Conclusions and Recommendations
Symptomatic splenomegaly remains a challenging clinical scenario in the care of patients with MF. Despite the advent of JAK2 inhibitors, many patients are either intolerant or eventually develop JAK 2 inhibitor refractory disease requiring alternative therapeutic approaches. Novel medical therapies are currently in development which may address splenomegaly in a proportion of patients who either do not achieve or lose an initial spleen response with JAK2 inhibitor treatment. Despite the improvement in pharmacologic management, however, splenectomy, splenic irradiation, and PSE remain important therapeutic tools to consider in the management of MF related splenomegaly.

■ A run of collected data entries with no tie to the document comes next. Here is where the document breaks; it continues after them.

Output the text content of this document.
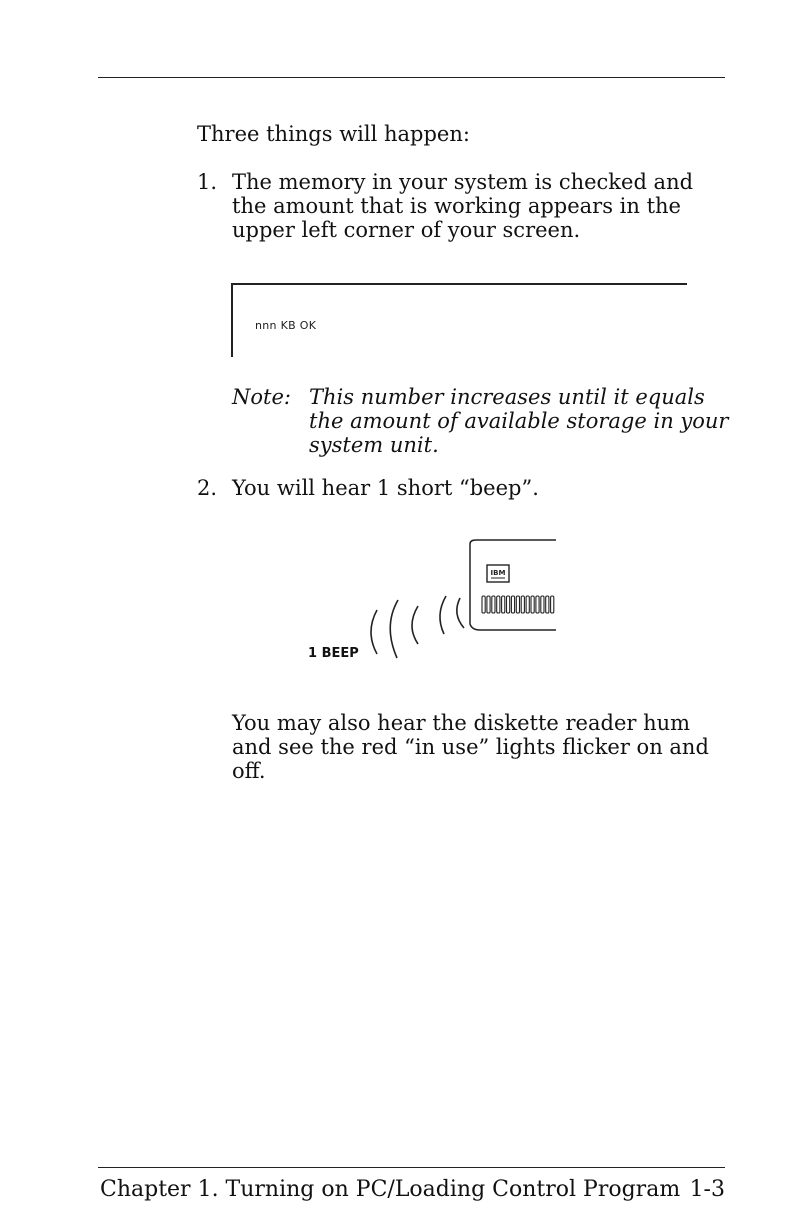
Three things will happen:
1. The memory in your system is checked and
the amount that is working appears in the
upper left corner of your screen.
nnn KB OK
Note: This number increases until it equals
the amount of available storage in your
system unit.
2. You will hear 1 short “beep”.
IBM
1 BEEP
You may also hear the diskette reader hum
and see the red “in use” lights flicker on and
off.
Chapter 1. Turning on PC/Loading Control Program 1-3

Based on our experience, we have developed a clinical algorithm for the treatment of symptomatic splenomegaly in MF (Figure 1). This decision tree encourages participation in clinical trials given current limited pharmacologic options. Patients who are eligible for JAK2 inhibition (i.e. have adequate platelet counts) should first be treated with one of the commercially available agents, either ruxolitinib or fedratinib. Patients who are not candidates for a first-line JAK2 inhibitor or have failed JAK2 inhibition (one or more agents) should be evaluated for clinical trial enrollment. In patients who are not eligible for clinical trials, surgical splenectomy is our first choice given its demonstrated efficacy and safety. Patients who are not surgical candidates (poor performance status or competing comorbid conditions) should be considered for splenic irradiation or PSE, depending on provider, institutional, and patient preferences while balancing expectations and potential associated toxicities. For instance, in a patient who may be severely limited by postembolization syndrome (e.g., with advanced age or significant debility) we would recommend pursuing splenic irradiation. However, a patient who already has extreme cytopenias may be more appropriate for PSE.
Figure 1. Treatment algorithm for myelofibrosis patients with splenomegaly.

A practical treatment algorithm for the management of splenomegaly in myelofibrosis. While ruxolitinib and fedratinib should be employed upfront, whenever possible patients should be evaluated for clinical trial enrollment. Surgical splenectomy is the preferred approach in patients who have debilitating symptoms and are surgical candidates, while splenic irradiation and partial splenic artery embolization rely on patient specific considerations and provider preferences.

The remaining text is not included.